1. The mushroom was poisonous. There’s a significant number of mushroom species out there that are poisonous. You can’t necessarily tell by the way they look, taste, or smell, or by cooking them with silver spoons. The only way to tell is to positively identify the mushroom, to species or at least species complex. It’s a difficult skill that can only be developed though study and especially experience. When in doubt, throw it out.

2. The mushroom itself wasn’t poisonous but it grew somewhere that provided some poison that the fungus put in the mushroom. There are some perfectly edible mushrooms out there that become sickening when they grow on Eucalyptus or Pine. There is one case I know of where a morel hunter gave himself heavy metal poisoning by collecting and eating lots of morels that all happened to be growing in old apple orchards that had been treated with Lead Arsenate decades earlier. Some people avoid collecting mushrooms along roads or railroad tracks for fear of fuel additives and other contaminants.

3.The mushroom wasn’t poisonous until you had booze with it. There are a few kinds of mushrooms that are considered edible but when you eat them within some time after (OR BEFORE) drinking alcohol, the reaction can make you sick. The anti-alcoholic drug Antabuse works the same way. Also, alcohol is a known poison, so if you drink more than you are used to you can make yourself sick—just because you happen to throw up mushroom fragments doesn’t mean the mushrooms are the culprit. If you are trying a new wild mushroom that you have positively identified, don’t have booze at the same time.

4.You are allergic. Some people are sensitive to some species of wild mushroom that are considered edible. Don’t try more than one new wild mushroom at a time. Did I mention that it should be positively identified as an edible species yet?

5. The mushroom is too old. Imagine you found a steak or a carrot in the woods—it just has a little slimy rotten part on it, just cut it off and eat the rest right? An old mushroom is probably growing bacteria, and you have no way of knowing if it will make you sick. Eat only fresh mushrooms that you have positively identified as an edible species.

6. You ate too much. But I had three pounds of chanterelles! The dry weight of mushrooms is mostly chitin, the indigestible polysaccharide that also forms the skins of insects, the beaks of squid, and the horrible mouthparts of some parasitic worms. If you load your stomach with it, it’s as if you ate a heaping casserole of shredded newspaper. Also keep in mind that the dose is the poison—people who die from Amanita poisoning usually ate a ton of them. Survivors report that they taste good. There are some edible Amanitas, but I will never eat them, why chance it?

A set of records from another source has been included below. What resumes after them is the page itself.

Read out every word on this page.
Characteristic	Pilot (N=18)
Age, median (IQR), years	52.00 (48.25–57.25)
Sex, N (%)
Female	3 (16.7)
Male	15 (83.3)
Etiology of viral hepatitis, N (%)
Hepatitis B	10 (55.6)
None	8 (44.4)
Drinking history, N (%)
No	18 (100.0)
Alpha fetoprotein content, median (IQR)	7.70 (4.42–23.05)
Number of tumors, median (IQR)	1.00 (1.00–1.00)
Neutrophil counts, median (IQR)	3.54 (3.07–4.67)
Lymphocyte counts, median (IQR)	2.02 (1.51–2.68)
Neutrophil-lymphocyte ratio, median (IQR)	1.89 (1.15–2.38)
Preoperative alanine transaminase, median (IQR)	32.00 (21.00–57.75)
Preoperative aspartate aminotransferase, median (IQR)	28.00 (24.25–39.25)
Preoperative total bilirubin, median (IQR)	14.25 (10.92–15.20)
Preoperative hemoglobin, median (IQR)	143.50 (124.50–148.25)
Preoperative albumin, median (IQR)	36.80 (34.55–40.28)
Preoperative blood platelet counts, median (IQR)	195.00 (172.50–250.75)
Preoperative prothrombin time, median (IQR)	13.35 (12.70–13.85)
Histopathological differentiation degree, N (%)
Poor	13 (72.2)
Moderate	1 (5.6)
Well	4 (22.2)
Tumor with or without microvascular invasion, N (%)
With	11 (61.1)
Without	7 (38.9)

7. You didn’t cook it long enough. Some cultures call certain mushroom species edible—but only when they are cooked. I avoid these. Remember the chitin? The longer you cook it the more digestible it becomes. Chicken mushroom (Laetiporus sp.) is a highly prized edible—I lightly sautéed some because I didn’t want to lose the chicken-like texture, and got made myself real sick. If you are going to collect wild mushrooms for food, get a reputable guide—something made of paper, not some weirdo’s web page—and follow the most timid instructions. I should have cooked the Chicken mushroom for at least 20 minutes at high temperature. Now I know.